Dari Lion Air hingga Ethiopia Airlines dan Kekacauan Produksi 737-8-MAX

Boeing tipe 737-MAX-800 [Foto: Istimewa]

Koran Sulindo – Keputusan pemerintah Indonesia melarang terbang sementara pesawat jenis Boeing 737-8-MAX selepas jatuhnya pesawat Ethiopian Airlines ET-302 tampaknya membenarkan ada yang salah dengan tipe pesawat tersebut. Kecelakaan fatal tersebut terjadi pada Minggu (10/3) setelah 5 menit lepas landas di Addis Ababa, Ethiopia.

Ini merupakan kecelakaan kedua dengan tipe pesawat yang serupa. Dunia pun terkejut, tentu saja. Seluruh penumpang pesawat yang berjumlah 157 orang dinyatakan tewas dalam kejadian itu. Padahal Ethiopia Airlines baru menerima pengiriman tipe 737-8-MAX dari Boeing pada 15 November 2018.

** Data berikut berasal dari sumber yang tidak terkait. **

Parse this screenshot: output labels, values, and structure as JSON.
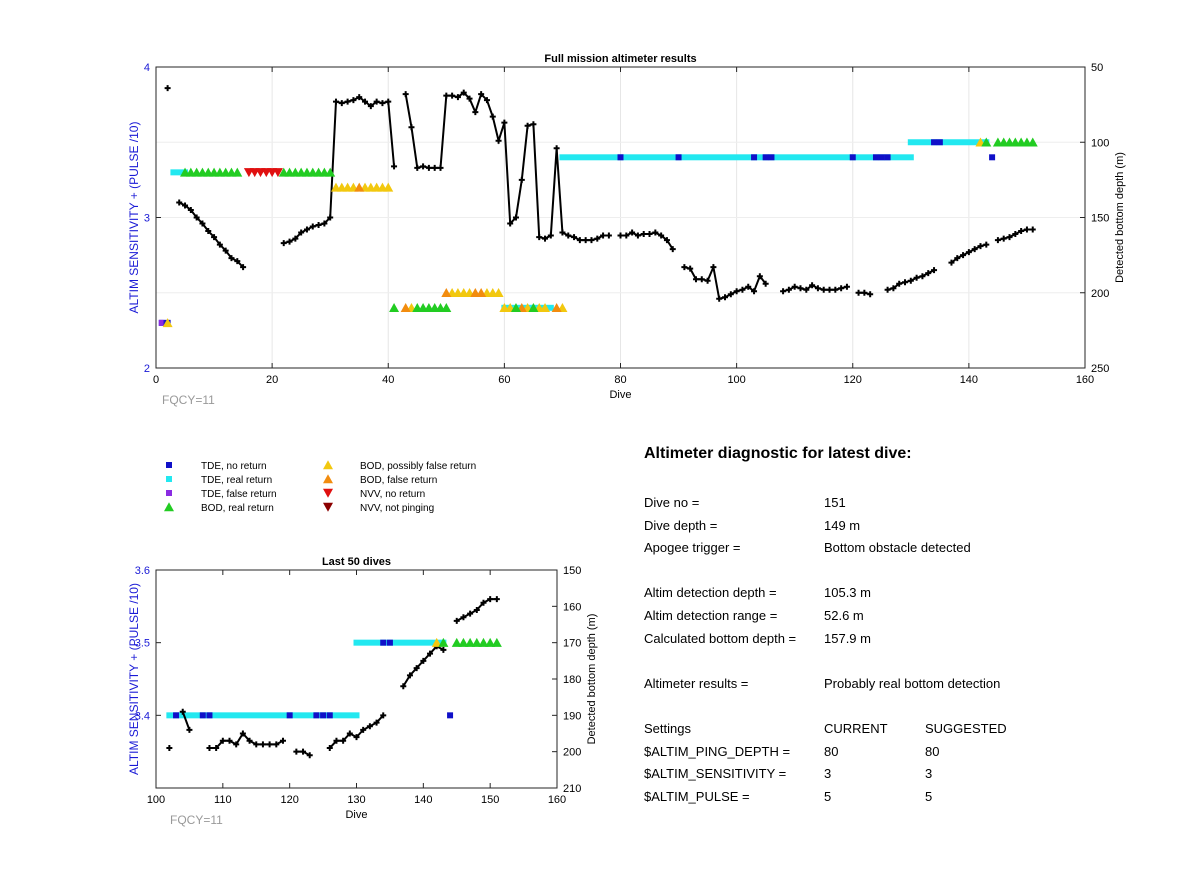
{
  "top_chart": {
    "title": "Full mission altimeter results",
    "xlabel": "Dive",
    "ylabel": "ALTIM SENSITIVITY + (PULSE /10)",
    "y2label": "Detected bottom depth (m)",
    "x_ticks": [
      "0",
      "20",
      "40",
      "60",
      "80",
      "100",
      "120",
      "140",
      "160"
    ],
    "y_ticks": [
      "2",
      "3",
      "4"
    ],
    "y2_ticks": [
      "50",
      "100",
      "150",
      "200",
      "250"
    ],
    "fqcy": "FQCY=11"
  },
  "bottom_chart": {
    "title": "Last 50 dives",
    "xlabel": "Dive",
    "ylabel": "ALTIM SENSITIVITY + (PULSE /10)",
    "y2label": "Detected bottom depth (m)",
    "x_ticks": [
      "100",
      "110",
      "120",
      "130",
      "140",
      "150",
      "160"
    ],
    "y_ticks": [
      "3.4",
      "3.5",
      "3.6"
    ],
    "y2_ticks": [
      "150",
      "160",
      "170",
      "180",
      "190",
      "200",
      "210"
    ],
    "fqcy": "FQCY=11"
  },
  "legend": [
    {
      "label": "TDE, no return",
      "color": "#1010c8",
      "shape": "square"
    },
    {
      "label": "TDE, real return",
      "color": "#22e8f0",
      "shape": "square"
    },
    {
      "label": "TDE, false return",
      "color": "#8a2be2",
      "shape": "square"
    },
    {
      "label": "BOD, real return",
      "color": "#22cc22",
      "shape": "triangle-up"
    },
    {
      "label": "BOD, possibly false return",
      "color": "#f2c80f",
      "shape": "triangle-up"
    },
    {
      "label": "BOD, false return",
      "color": "#f28c0f",
      "shape": "triangle-up"
    },
    {
      "label": "NVV, no return",
      "color": "#e01010",
      "shape": "triangle-down"
    },
    {
      "label": "NVV, not pinging",
      "color": "#8b0000",
      "shape": "triangle-down"
    }
  ],
  "diagnostic": {
    "title": "Altimeter diagnostic for latest dive:",
    "dive_no": {
      "k": "Dive no =",
      "v": "151"
    },
    "dive_depth": {
      "k": "Dive depth =",
      "v": "149 m"
    },
    "apogee": {
      "k": "Apogee trigger =",
      "v": "Bottom obstacle detected"
    },
    "altim_det_depth": {
      "k": "Altim detection depth =",
      "v": "105.3 m"
    },
    "altim_det_range": {
      "k": "Altim detection range =",
      "v": "52.6 m"
    },
    "calc_bottom": {
      "k": "Calculated bottom depth =",
      "v": "157.9 m"
    },
    "results": {
      "k": "Altimeter results =",
      "v": "Probably real bottom detection"
    },
    "settings_header": {
      "k": "Settings",
      "v": "CURRENT",
      "s": "SUGGESTED"
    },
    "ping_depth": {
      "k": "$ALTIM_PING_DEPTH =",
      "v": "80",
      "s": "80"
    },
    "sensitivity": {
      "k": "$ALTIM_SENSITIVITY =",
      "v": "3",
      "s": "3"
    },
    "pulse": {
      "k": "$ALTIM_PULSE =",
      "v": "5",
      "s": "5"
    }
  },
  "chart_data": [
    {
      "type": "scatter",
      "title": "Full mission altimeter results",
      "xlabel": "Dive",
      "ylabel": "ALTIM SENSITIVITY + (PULSE /10)",
      "y2label": "Detected bottom depth (m)",
      "xlim": [
        0,
        160
      ],
      "ylim": [
        2,
        4
      ],
      "y2lim": [
        250,
        50
      ],
      "grid": true,
      "bottom_depth": [
        [
          2,
          64
        ],
        [
          4,
          140
        ],
        [
          5,
          142
        ],
        [
          6,
          145
        ],
        [
          7,
          150
        ],
        [
          8,
          154
        ],
        [
          9,
          159
        ],
        [
          10,
          163
        ],
        [
          11,
          168
        ],
        [
          12,
          172
        ],
        [
          13,
          177
        ],
        [
          14,
          179
        ],
        [
          15,
          183
        ],
        [
          22,
          167
        ],
        [
          23,
          166
        ],
        [
          24,
          164
        ],
        [
          25,
          160
        ],
        [
          26,
          158
        ],
        [
          27,
          156
        ],
        [
          28,
          155
        ],
        [
          29,
          154
        ],
        [
          30,
          150
        ],
        [
          31,
          73
        ],
        [
          32,
          74
        ],
        [
          33,
          73
        ],
        [
          34,
          72
        ],
        [
          35,
          70
        ],
        [
          36,
          73
        ],
        [
          37,
          76
        ],
        [
          38,
          73
        ],
        [
          39,
          74
        ],
        [
          40,
          73
        ],
        [
          41,
          116
        ],
        [
          43,
          68
        ],
        [
          44,
          90
        ],
        [
          45,
          117
        ],
        [
          46,
          116
        ],
        [
          47,
          117
        ],
        [
          48,
          117
        ],
        [
          49,
          117
        ],
        [
          50,
          69
        ],
        [
          51,
          69
        ],
        [
          52,
          70
        ],
        [
          53,
          67
        ],
        [
          54,
          71
        ],
        [
          55,
          80
        ],
        [
          56,
          68
        ],
        [
          57,
          72
        ],
        [
          58,
          83
        ],
        [
          59,
          99
        ],
        [
          60,
          87
        ],
        [
          61,
          154
        ],
        [
          62,
          150
        ],
        [
          63,
          125
        ],
        [
          64,
          89
        ],
        [
          65,
          88
        ],
        [
          66,
          163
        ],
        [
          67,
          164
        ],
        [
          68,
          162
        ],
        [
          69,
          104
        ],
        [
          70,
          160
        ],
        [
          71,
          162
        ],
        [
          72,
          163
        ],
        [
          73,
          165
        ],
        [
          74,
          165
        ],
        [
          75,
          165
        ],
        [
          76,
          164
        ],
        [
          77,
          162
        ],
        [
          78,
          162
        ],
        [
          80,
          162
        ],
        [
          81,
          162
        ],
        [
          82,
          160
        ],
        [
          83,
          162
        ],
        [
          84,
          161
        ],
        [
          85,
          161
        ],
        [
          86,
          160
        ],
        [
          87,
          162
        ],
        [
          88,
          165
        ],
        [
          89,
          171
        ],
        [
          91,
          183
        ],
        [
          92,
          184
        ],
        [
          93,
          191
        ],
        [
          94,
          191
        ],
        [
          95,
          192
        ],
        [
          96,
          183
        ],
        [
          97,
          204
        ],
        [
          98,
          203
        ],
        [
          99,
          201
        ],
        [
          100,
          199
        ],
        [
          101,
          198
        ],
        [
          102,
          196
        ],
        [
          103,
          199
        ],
        [
          104,
          189
        ],
        [
          105,
          194
        ],
        [
          108,
          199
        ],
        [
          109,
          198
        ],
        [
          110,
          196
        ],
        [
          111,
          197
        ],
        [
          112,
          198
        ],
        [
          113,
          195
        ],
        [
          114,
          197
        ],
        [
          115,
          198
        ],
        [
          116,
          198
        ],
        [
          117,
          198
        ],
        [
          118,
          197
        ],
        [
          119,
          196
        ],
        [
          121,
          200
        ],
        [
          122,
          200
        ],
        [
          123,
          201
        ],
        [
          126,
          198
        ],
        [
          127,
          197
        ],
        [
          128,
          194
        ],
        [
          129,
          193
        ],
        [
          130,
          192
        ],
        [
          131,
          190
        ],
        [
          132,
          189
        ],
        [
          133,
          187
        ],
        [
          134,
          185
        ],
        [
          137,
          180
        ],
        [
          138,
          177
        ],
        [
          139,
          175
        ],
        [
          140,
          173
        ],
        [
          141,
          171
        ],
        [
          142,
          169
        ],
        [
          143,
          168
        ],
        [
          145,
          165
        ],
        [
          146,
          164
        ],
        [
          147,
          163
        ],
        [
          148,
          161
        ],
        [
          149,
          159
        ],
        [
          150,
          158
        ],
        [
          151,
          158
        ]
      ],
      "tde_no_return_x": [
        1,
        2,
        80,
        90,
        103,
        105,
        106,
        120,
        124,
        125,
        126,
        134,
        135,
        144
      ],
      "tde_real_return": [
        {
          "x_from": 3,
          "x_to": 5,
          "y": 3.3
        },
        {
          "x_from": 70,
          "x_to": 130,
          "y": 3.4
        },
        {
          "x_from": 130,
          "x_to": 143,
          "y": 3.5
        },
        {
          "x_from": 60,
          "x_to": 68,
          "y": 2.4
        }
      ],
      "bod_real_return": [
        [
          5,
          3.3
        ],
        [
          6,
          3.3
        ],
        [
          7,
          3.3
        ],
        [
          8,
          3.3
        ],
        [
          9,
          3.3
        ],
        [
          10,
          3.3
        ],
        [
          11,
          3.3
        ],
        [
          12,
          3.3
        ],
        [
          13,
          3.3
        ],
        [
          14,
          3.3
        ],
        [
          22,
          3.3
        ],
        [
          23,
          3.3
        ],
        [
          24,
          3.3
        ],
        [
          25,
          3.3
        ],
        [
          26,
          3.3
        ],
        [
          27,
          3.3
        ],
        [
          28,
          3.3
        ],
        [
          29,
          3.3
        ],
        [
          30,
          3.3
        ],
        [
          41,
          2.4
        ],
        [
          45,
          2.4
        ],
        [
          46,
          2.4
        ],
        [
          47,
          2.4
        ],
        [
          48,
          2.4
        ],
        [
          49,
          2.4
        ],
        [
          50,
          2.4
        ],
        [
          62,
          2.4
        ],
        [
          65,
          2.4
        ],
        [
          143,
          3.5
        ],
        [
          145,
          3.5
        ],
        [
          146,
          3.5
        ],
        [
          147,
          3.5
        ],
        [
          148,
          3.5
        ],
        [
          149,
          3.5
        ],
        [
          150,
          3.5
        ],
        [
          151,
          3.5
        ]
      ],
      "bod_possibly_false": [
        [
          2,
          2.3
        ],
        [
          31,
          3.2
        ],
        [
          32,
          3.2
        ],
        [
          33,
          3.2
        ],
        [
          34,
          3.2
        ],
        [
          36,
          3.2
        ],
        [
          37,
          3.2
        ],
        [
          38,
          3.2
        ],
        [
          39,
          3.2
        ],
        [
          40,
          3.2
        ],
        [
          44,
          2.4
        ],
        [
          51,
          2.5
        ],
        [
          52,
          2.5
        ],
        [
          53,
          2.5
        ],
        [
          54,
          2.5
        ],
        [
          57,
          2.5
        ],
        [
          58,
          2.5
        ],
        [
          59,
          2.5
        ],
        [
          60,
          2.4
        ],
        [
          61,
          2.4
        ],
        [
          64,
          2.4
        ],
        [
          66,
          2.4
        ],
        [
          67,
          2.4
        ],
        [
          70,
          2.4
        ],
        [
          142,
          3.5
        ]
      ],
      "bod_false": [
        [
          35,
          3.2
        ],
        [
          43,
          2.4
        ],
        [
          50,
          2.5
        ],
        [
          55,
          2.5
        ],
        [
          56,
          2.5
        ],
        [
          63,
          2.4
        ],
        [
          69,
          2.4
        ]
      ],
      "tde_false_return_x": [
        1
      ],
      "nvv_no_return": [
        [
          16,
          3.3
        ],
        [
          17,
          3.3
        ],
        [
          18,
          3.3
        ],
        [
          19,
          3.3
        ],
        [
          20,
          3.3
        ],
        [
          21,
          3.3
        ]
      ]
    },
    {
      "type": "scatter",
      "title": "Last 50 dives",
      "xlabel": "Dive",
      "ylabel": "ALTIM SENSITIVITY + (PULSE /10)",
      "y2label": "Detected bottom depth (m)",
      "xlim": [
        100,
        160
      ],
      "ylim": [
        3.3,
        3.6
      ],
      "y2lim": [
        210,
        150
      ],
      "grid": false,
      "bottom_depth": [
        [
          102,
          199
        ],
        [
          104,
          189
        ],
        [
          105,
          194
        ],
        [
          108,
          199
        ],
        [
          109,
          199
        ],
        [
          110,
          197
        ],
        [
          111,
          197
        ],
        [
          112,
          198
        ],
        [
          113,
          195
        ],
        [
          114,
          197
        ],
        [
          115,
          198
        ],
        [
          116,
          198
        ],
        [
          117,
          198
        ],
        [
          118,
          198
        ],
        [
          119,
          197
        ],
        [
          121,
          200
        ],
        [
          122,
          200
        ],
        [
          123,
          201
        ],
        [
          126,
          199
        ],
        [
          127,
          197
        ],
        [
          128,
          197
        ],
        [
          129,
          195
        ],
        [
          130,
          196
        ],
        [
          131,
          194
        ],
        [
          132,
          193
        ],
        [
          133,
          192
        ],
        [
          134,
          190
        ],
        [
          137,
          182
        ],
        [
          138,
          179
        ],
        [
          139,
          177
        ],
        [
          140,
          175
        ],
        [
          141,
          173
        ],
        [
          142,
          171
        ],
        [
          143,
          172
        ],
        [
          145,
          164
        ],
        [
          146,
          163
        ],
        [
          147,
          162
        ],
        [
          148,
          161
        ],
        [
          149,
          159
        ],
        [
          150,
          158
        ],
        [
          151,
          158
        ]
      ],
      "tde_no_return_x": [
        103,
        107,
        108,
        120,
        124,
        125,
        126,
        134,
        135,
        144
      ],
      "tde_real_return": [
        {
          "x_from": 102,
          "x_to": 130,
          "y": 3.4
        },
        {
          "x_from": 130,
          "x_to": 143,
          "y": 3.5
        }
      ],
      "bod_real_return": [
        [
          143,
          3.5
        ],
        [
          145,
          3.5
        ],
        [
          146,
          3.5
        ],
        [
          147,
          3.5
        ],
        [
          148,
          3.5
        ],
        [
          149,
          3.5
        ],
        [
          150,
          3.5
        ],
        [
          151,
          3.5
        ]
      ],
      "bod_possibly_false": [
        [
          142,
          3.5
        ]
      ]
    }
  ]
}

Kecelakaan tersebut menyedot perhatian dunia. Apalagi kecelakaan ini mengingatkan masyarakat internasional tentang jatuhnya pesawat Lion Air JT-610 yang menewaskan 189 orang pada 29 Oktober tahun lalu. Kejadian ini dinilai tidak normal karena jenis pesawatnya sama dan merupakan produk termutakhir dari Boeing.

Oleh karena itu, pengamat penerbangan John Cox seperti dilaporkan The Seattle Times mengatakan, pihak-pihak yang berkepentingan perlu mencari tahu apakah kecelakaan yang menimpa Ethiopia Airlines dan Lion Air saling terkait atau tidak. Kondisi demikian saat ini sangat mendesak, kata Cox.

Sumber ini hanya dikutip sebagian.